All candidates will receive consideration regardless of gender, race, religion, sexual orientation, disability status, and all other characteristics protected by law. We encourage all qualified candidates to apply, and we especially welcome applications from historically underrepresented minorities in the STEM field.

Fixed-term contract: 48 months.

Salary and benefits are in accordance with the Collective Labour Agreement for Dutch Universities. The TU Delft offers a customisable compensation package, a discount on health insurance and sport memberships, and a monthly work costs contribution. Flexible work schedules can be arranged.

For international applicants we offer the Coming to Delft Service and Partner Career Advice to assist you with your relocation. An International Children's Centre offers childcare and there is an international primary school.

PhD

Doctoral candidates will be offered a 4-year period of employment in principle, but in the form of 2 employment contracts. An initial 1,5 year contract with an official go/no go progress assessment within 15 months. Followed by an additional contract for the remaining 2,5 years assuming everything goes well and performance requirements are met.

Salary and benefits are in accordance with the Collective Labour Agreement for Dutch Universities.  As a PhD candidate you will be enrolled in the TU Delft Graduate School. The TU Delft Graduate School provides an inspiring research environment with an excellent team of supervisors, academic staff and a mentor. The Doctoral Education Programme is aimed at developing your transferable, discipline-related and research skills.

The TU Delft offers a customisable compensation package, discounts on health insurance and sport memberships, and a monthly work costs contribution. Flexible work schedules can be arranged. For international applicants we offer the Coming to Delft Service and Partner Career Advice to assist you with your relocation.

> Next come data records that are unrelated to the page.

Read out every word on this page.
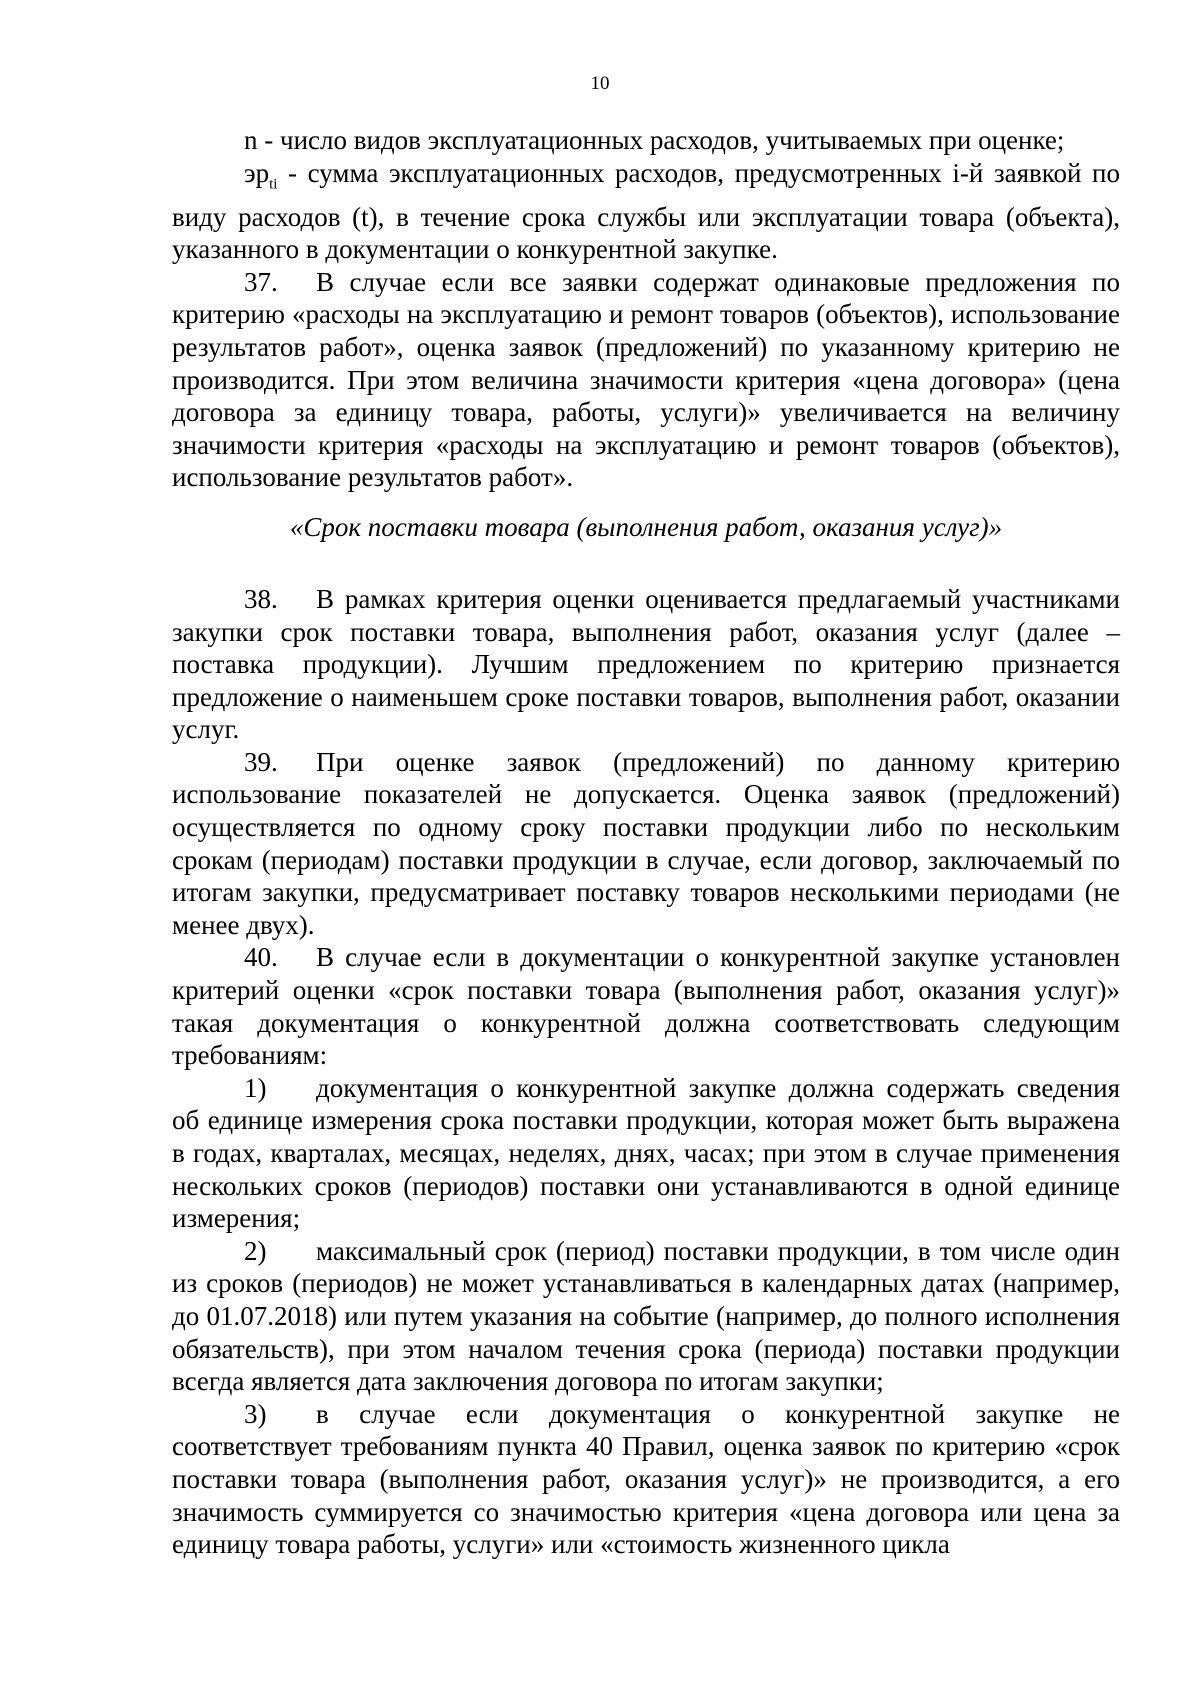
10

n - число видов эксплуатационных расходов, учитываемых при оценке;

$эр_{ti}$ - сумма эксплуатационных расходов, предусмотренных i-й заявкой по виду расходов (t), в течение срока службы или эксплуатации товара (объекта), указанного в документации о конкурентной закупке.

37. В случае если все заявки содержат одинаковые предложения по критерию «расходы на эксплуатацию и ремонт товаров (объектов), использование результатов работ», оценка заявок (предложений) по указанному критерию не производится. При этом величина значимости критерия «цена договора» (цена договора за единицу товара, работы, услуги)» увеличивается на величину значимости критерия «расходы на эксплуатацию и ремонт товаров (объектов), использование результатов работ».

«Срок поставки товара (выполнения работ, оказания услуг)»

38. В рамках критерия оценки оценивается предлагаемый участниками закупки срок поставки товара, выполнения работ, оказания услуг (далее – поставка продукции). Лучшим предложением по критерию признается предложение о наименьшем сроке поставки товаров, выполнения работ, оказании услуг.

39. При оценке заявок (предложений) по данному критерию использование показателей не допускается. Оценка заявок (предложений) осуществляется по одному сроку поставки продукции либо по нескольким срокам (периодам) поставки продукции в случае, если договор, заключаемый по итогам закупки, предусматривает поставку товаров несколькими периодами (не менее двух).

40. В случае если в документации о конкурентной закупке установлен критерий оценки «срок поставки товара (выполнения работ, оказания услуг)» такая документация о конкурентной должна соответствовать следующим требованиям:

1) документация о конкурентной закупке должна содержать сведения об единице измерения срока поставки продукции, которая может быть выражена в годах, кварталах, месяцах, неделях, днях, часах; при этом в случае применения нескольких сроков (периодов) поставки они устанавливаются в одной единице измерения;

2) максимальный срок (период) поставки продукции, в том числе один из сроков (периодов) не может устанавливаться в календарных датах (например, до 01.07.2018) или путем указания на событие (например, до полного исполнения обязательств), при этом началом течения срока (периода) поставки продукции всегда является дата заключения договора по итогам закупки;

3) в случае если документация о конкурентной закупке не соответствует требованиям пункта 40 Правил, оценка заявок по критерию «срок поставки товара (выполнения работ, оказания услуг)» не производится, а его значимость суммируется со значимостью критерия «цена договора или цена за единицу товара работы, услуги» или «стоимость жизненного цикла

Delft University of Technology

Delft University of Technology is built on strong foundations. As creators of the world-famous Dutch waterworks and pioneers in biotech, TU Delft is a top international university combining science, engineering and design. It delivers world class results in education, research and innovation to address challenges in the areas of energy, climate, mobility, health and digital society. For generations, our engineers have proven to be entrepreneurial problem-solvers, both in business and in a social context. At TU Delft we embrace diversity and aim to be as inclusive as possible (see our Code of Conduct). Together, we imagine, invent and create solutions using technology to have a positive impact on a global scale. Challenge. Change. Impact!

Department

Faculty of Applied Sciences / Department of Radiation Science and Technology

The Faculty of Applied Sciences is the largest faculty of TU Delft, with around 550 scientists, a support staff of 250 and 1,800 students. The faculty conducts fundamental, application-oriented research and offers scientific education at the bachelor, master and doctoral levels. The faculty is active in the fields of Life and Health Science & Technology, Nanoscience, Chemical Engineering, Radiation Science & Technology, and Applied Physics.

The position is in the Department of Radiation Science and Technology (RST, www.tudelft.nl/rst). Radiation ties the RST department together. The focus of our research is on energy and health. However various our interests, whether they be materials, sensors and instrumentation, energy and sustainable production or health, all our research is somehow related to radiation. Close collaboration with the Reactor Institute Delft and the newly built Holland Proton Therapy Center (HollandPTC) guarantees access to the reactor and the irradiation facilities, as well as to a clinical proton beam.